An article by Niki Kelly appearing in the Fort Wayne Journal Gazette exposed a bipartisan problem deeply rooted in Indiana election law[March 20, 2008] Kelly reported that Governor Daniels received $608,000 in donations from LLC’s. One of his rivals for governor accepted another $250,000. Indiana limits campaign contributions from corporations or labor unions to no more than $5000 apportioned among all candidates for state office. Political Action Committees (PACs) and individuals generally may donate until it hurts. There are no statutory limits. So, why are LLCs treated like people and PACs? The answer: no principled reason.
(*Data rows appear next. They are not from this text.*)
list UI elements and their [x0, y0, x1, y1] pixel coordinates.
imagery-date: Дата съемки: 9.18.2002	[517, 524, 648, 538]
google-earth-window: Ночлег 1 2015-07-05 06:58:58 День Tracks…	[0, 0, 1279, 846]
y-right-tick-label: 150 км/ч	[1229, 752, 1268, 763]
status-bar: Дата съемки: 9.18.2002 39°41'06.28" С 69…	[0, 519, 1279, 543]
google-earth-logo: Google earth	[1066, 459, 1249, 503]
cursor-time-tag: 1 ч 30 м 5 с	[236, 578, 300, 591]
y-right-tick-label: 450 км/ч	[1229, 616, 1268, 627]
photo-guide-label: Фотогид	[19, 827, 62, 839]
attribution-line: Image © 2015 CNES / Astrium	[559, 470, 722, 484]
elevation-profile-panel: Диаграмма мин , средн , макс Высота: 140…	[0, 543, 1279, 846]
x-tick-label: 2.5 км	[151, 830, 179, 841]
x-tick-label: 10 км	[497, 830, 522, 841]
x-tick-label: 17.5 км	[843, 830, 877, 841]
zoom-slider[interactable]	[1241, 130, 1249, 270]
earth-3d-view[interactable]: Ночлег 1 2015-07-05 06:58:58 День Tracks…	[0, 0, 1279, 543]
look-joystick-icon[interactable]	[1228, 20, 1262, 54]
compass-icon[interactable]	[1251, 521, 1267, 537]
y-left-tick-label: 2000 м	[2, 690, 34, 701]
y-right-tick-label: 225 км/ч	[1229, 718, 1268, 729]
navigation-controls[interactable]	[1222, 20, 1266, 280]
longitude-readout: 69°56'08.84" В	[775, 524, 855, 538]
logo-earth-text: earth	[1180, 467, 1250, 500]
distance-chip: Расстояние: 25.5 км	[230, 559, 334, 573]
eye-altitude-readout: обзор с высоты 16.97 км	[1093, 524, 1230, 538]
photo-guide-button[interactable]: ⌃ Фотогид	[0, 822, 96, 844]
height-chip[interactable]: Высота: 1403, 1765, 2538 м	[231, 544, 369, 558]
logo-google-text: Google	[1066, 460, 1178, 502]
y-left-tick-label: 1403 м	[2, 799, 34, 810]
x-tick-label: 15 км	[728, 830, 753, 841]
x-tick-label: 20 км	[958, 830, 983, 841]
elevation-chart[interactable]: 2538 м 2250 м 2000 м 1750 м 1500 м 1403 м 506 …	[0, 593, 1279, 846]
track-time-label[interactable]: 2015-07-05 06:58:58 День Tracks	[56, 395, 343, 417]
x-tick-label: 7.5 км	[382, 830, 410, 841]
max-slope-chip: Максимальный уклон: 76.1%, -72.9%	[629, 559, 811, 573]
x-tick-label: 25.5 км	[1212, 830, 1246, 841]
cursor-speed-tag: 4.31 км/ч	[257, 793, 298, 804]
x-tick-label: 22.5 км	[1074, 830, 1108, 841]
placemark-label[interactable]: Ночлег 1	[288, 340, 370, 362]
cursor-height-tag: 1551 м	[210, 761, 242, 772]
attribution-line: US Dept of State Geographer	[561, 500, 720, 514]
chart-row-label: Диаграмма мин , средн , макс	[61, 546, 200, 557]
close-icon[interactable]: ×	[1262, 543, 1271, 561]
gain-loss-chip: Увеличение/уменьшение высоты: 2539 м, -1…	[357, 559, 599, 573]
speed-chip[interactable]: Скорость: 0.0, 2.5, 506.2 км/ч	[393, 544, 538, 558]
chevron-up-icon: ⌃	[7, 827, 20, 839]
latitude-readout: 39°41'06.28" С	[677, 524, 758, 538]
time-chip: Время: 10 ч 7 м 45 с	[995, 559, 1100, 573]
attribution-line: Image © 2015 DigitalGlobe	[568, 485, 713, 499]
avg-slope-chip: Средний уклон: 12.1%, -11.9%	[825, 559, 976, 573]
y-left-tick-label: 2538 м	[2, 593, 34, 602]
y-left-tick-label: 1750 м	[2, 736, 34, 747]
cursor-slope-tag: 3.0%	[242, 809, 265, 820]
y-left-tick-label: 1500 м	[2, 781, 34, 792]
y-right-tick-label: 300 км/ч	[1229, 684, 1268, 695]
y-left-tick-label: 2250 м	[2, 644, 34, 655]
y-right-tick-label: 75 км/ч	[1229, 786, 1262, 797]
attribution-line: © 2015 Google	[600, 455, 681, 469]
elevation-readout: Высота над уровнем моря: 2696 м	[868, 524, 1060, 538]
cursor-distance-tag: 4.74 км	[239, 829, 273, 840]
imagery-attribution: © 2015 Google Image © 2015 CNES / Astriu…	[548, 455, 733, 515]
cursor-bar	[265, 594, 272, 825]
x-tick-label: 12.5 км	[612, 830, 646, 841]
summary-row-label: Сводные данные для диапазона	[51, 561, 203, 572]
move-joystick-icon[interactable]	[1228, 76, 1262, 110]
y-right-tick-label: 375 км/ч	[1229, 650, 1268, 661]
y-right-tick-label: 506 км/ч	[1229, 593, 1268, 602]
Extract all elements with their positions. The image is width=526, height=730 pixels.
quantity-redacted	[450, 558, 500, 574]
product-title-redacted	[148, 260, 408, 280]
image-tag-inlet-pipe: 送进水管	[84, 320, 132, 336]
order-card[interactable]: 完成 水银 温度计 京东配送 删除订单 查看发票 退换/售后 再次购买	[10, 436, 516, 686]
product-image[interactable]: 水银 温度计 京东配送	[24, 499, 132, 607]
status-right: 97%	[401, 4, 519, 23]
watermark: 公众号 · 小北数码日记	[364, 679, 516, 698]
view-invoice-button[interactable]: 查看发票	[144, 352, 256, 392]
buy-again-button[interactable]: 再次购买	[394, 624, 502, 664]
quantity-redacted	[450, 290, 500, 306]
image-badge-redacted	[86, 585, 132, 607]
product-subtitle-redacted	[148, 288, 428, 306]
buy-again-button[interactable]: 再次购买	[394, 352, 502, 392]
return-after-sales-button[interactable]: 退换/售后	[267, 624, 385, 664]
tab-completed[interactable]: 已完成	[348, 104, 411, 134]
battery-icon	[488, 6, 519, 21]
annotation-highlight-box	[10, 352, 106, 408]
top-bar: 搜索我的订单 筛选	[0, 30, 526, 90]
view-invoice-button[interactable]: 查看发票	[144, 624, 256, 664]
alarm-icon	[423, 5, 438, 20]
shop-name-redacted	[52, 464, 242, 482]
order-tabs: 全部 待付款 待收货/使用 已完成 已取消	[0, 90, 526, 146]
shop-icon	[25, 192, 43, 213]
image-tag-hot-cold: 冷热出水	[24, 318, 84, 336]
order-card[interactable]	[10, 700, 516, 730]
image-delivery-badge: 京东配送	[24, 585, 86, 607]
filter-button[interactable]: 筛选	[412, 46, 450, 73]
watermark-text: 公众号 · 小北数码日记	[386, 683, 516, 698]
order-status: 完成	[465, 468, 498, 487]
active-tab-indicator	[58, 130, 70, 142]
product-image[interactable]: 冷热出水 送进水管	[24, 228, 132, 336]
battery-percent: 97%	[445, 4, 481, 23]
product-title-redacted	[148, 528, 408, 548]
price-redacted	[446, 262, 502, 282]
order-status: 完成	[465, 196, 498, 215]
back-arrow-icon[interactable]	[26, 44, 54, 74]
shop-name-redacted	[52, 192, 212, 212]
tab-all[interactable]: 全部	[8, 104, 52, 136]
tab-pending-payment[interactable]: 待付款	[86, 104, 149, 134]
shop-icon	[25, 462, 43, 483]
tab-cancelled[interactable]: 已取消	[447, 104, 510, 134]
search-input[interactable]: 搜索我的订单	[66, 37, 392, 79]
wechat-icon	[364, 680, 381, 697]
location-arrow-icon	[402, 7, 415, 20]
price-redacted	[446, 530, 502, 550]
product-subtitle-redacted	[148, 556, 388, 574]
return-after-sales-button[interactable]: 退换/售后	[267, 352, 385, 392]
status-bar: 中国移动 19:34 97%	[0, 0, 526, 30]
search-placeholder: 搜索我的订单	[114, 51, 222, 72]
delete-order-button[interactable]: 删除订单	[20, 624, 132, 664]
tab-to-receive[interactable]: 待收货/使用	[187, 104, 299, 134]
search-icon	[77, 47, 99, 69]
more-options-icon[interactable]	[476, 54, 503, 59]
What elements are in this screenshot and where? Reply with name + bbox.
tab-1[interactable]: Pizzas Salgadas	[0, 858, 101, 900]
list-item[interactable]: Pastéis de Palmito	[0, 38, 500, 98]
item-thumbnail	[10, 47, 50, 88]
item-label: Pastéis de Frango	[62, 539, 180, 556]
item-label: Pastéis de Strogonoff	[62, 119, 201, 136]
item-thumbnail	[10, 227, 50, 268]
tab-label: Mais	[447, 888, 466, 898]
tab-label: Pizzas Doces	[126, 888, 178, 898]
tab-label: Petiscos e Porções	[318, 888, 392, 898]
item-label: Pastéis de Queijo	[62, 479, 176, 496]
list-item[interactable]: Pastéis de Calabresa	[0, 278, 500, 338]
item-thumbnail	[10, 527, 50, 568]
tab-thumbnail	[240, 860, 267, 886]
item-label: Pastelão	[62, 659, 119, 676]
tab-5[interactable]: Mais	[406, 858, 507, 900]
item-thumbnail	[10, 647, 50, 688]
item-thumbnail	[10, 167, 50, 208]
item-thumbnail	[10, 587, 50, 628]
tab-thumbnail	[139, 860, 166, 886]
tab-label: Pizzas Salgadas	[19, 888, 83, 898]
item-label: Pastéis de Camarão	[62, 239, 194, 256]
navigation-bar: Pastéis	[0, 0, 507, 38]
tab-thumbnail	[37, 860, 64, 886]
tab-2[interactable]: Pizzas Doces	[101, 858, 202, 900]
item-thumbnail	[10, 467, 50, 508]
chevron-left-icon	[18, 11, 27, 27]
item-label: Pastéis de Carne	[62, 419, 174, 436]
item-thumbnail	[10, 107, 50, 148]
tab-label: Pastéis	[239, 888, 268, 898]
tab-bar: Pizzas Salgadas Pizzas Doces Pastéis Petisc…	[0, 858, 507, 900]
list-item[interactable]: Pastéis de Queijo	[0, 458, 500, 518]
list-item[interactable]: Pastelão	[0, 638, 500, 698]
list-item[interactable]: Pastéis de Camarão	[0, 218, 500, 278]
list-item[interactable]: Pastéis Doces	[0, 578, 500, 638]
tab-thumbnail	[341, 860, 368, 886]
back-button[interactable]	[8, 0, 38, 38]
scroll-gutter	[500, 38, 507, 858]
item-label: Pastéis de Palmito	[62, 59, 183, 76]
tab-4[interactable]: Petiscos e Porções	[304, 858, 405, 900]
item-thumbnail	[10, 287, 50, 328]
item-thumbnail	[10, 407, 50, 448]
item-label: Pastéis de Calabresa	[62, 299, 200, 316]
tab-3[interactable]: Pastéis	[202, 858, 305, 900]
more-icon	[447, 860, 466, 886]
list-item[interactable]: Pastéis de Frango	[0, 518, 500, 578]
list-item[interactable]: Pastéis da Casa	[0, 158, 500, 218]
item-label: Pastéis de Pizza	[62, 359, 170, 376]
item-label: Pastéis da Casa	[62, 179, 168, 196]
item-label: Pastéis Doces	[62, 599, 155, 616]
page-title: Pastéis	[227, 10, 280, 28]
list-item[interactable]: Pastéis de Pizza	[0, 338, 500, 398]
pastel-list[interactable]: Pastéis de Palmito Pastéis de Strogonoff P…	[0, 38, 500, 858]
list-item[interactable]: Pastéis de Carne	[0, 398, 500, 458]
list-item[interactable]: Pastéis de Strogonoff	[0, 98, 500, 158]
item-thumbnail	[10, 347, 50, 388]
The LLC loophole is big enough to drive truckloads of influence through and should be plugged.
The Limited Liability Company (sometimes referred to as the Limited Liability Corporation) is a recent legal invention. It combines some of the convenience features of a partnership with those of a corporation and, in some cases, garners favorable tax treatment, all of which add up to sound business reasons and account for the recent popularity of the LLC as a way of doing business. Indiana’s failure to impose contribution limits on LLCs, though, completely eviscerates what voters rightly believe to be sound restrictions on campaign contributions imposed by Indiana statutory law. Here’s why: as some state’s election commissions have noted, LLCs pose a problem, if unregulated, because their “members” can be individuals, partnerships, or corporations. Most states have taken action to limit corporate contributions just as Indiana has done. However, if left completely unrestricted, corporations are free to increase their contributions far beyond the limits imposed by Indiana law by forming or joining LLCs. At least two states, Texas and Tennessee, have refused to yield to the temptation to permit this practice, finding, in effect, that turning a completely blind eye exalts form over substance. In 2005, the Tennessee Attorney General reasoned that individual campaign contributions, if paid through an LLC as “a conduit” could be attributed to the individual, basing his opinion on similar treatment imposed by Federal rules [then, 11 CFR § 110 (e),(g), now 11 CFR 110.1 et. seq.]. Texas’ Ethics Commission concluded in an Advisory opinion issued December 12, 1997 that LLCs (whether organized in Delaware or Texas) were subject to contribution limits imposed by Texas law on a “quacks like a duck” basis. If the LLC engaged in the kind of corporate business that prompted regulation of corporations, it would be treated like a corporation and subjected to the limitations on corporate contributions found in Texas law. Current Federal election law regulates contributions by LLCs depending on their “election” for treatment under the tax code. If no election is made, the LLC is treated as a partnership.
The Pew Center maintains an ongoing research project, monitoring progress toward true election reform among the states. Tellingly, Pew grades Indiana a solid “C” respecting the Hoosier state’s efforts to improve campaign disclosure rules. [http://www.pewcenteronthestates.org/states_rankings.aspx?abrv=IN] While that is up from the “F” we received from Pew in 2005, the score improved on the basis that the state made electronic reporting mandatory and improved the quality of information that must be lodged. However, it would appear that Indiana’s GPA is profiting from “grade inflation.”
The LLC loophole does grave mischief in two serious ways: first, it removes the legislative caps placed on corporations by permitting corporations to make unlimited donations by becoming “members” in an LLC, a process that takes a minimum of paperwork and minutes, if not seconds, to accomplish and, second, it permits individuals to make donations completely free of the disclosure requirements Pew highlighted as the basis for our improved grades. Indiana’s political leaders—who outsourced the State’s willingness to raise tolls on its single toll road—won’t have the political courage to exercise control over LLCs through administrative oversight. Our election commission invites the foxes in to guard the hen house. The commission is composed solely of representatives hand picked by state party leadership. Thus, unlike Texas and Tennessee, who were able to instruct LLCs to behave based upon rational interpretation of legal principles, it will be necessary for Hoosier voters to get the job done by insisting on legislation spelling out just how LLCs are to be treated. The Commission is unlikely to have the moral courage to initiate reforms on its own.
Is a little thing like regulating LLCs important? Consider what we know of our politicians as a result of the current Federal reforms. A recent search of Senator Bayh’s filings reveals that the Senator has received $131,250.00 from Goldman Sachs, the brokerage that arranged both the toll road and Lucas (Colts) stadium financing. There, the decision to issue “auction-rate” securities proved a costly mistake. Following collapse of the credit markets, interest rates on the original bonds jumped as high as fifteen percent (15%) and the IFA (Indiana Finance Authority) will have to pay millions more in “fees” to refinance. While financing the very same project twice might please the underwriting community it does nothing for taxpayers except to extend the risk of default.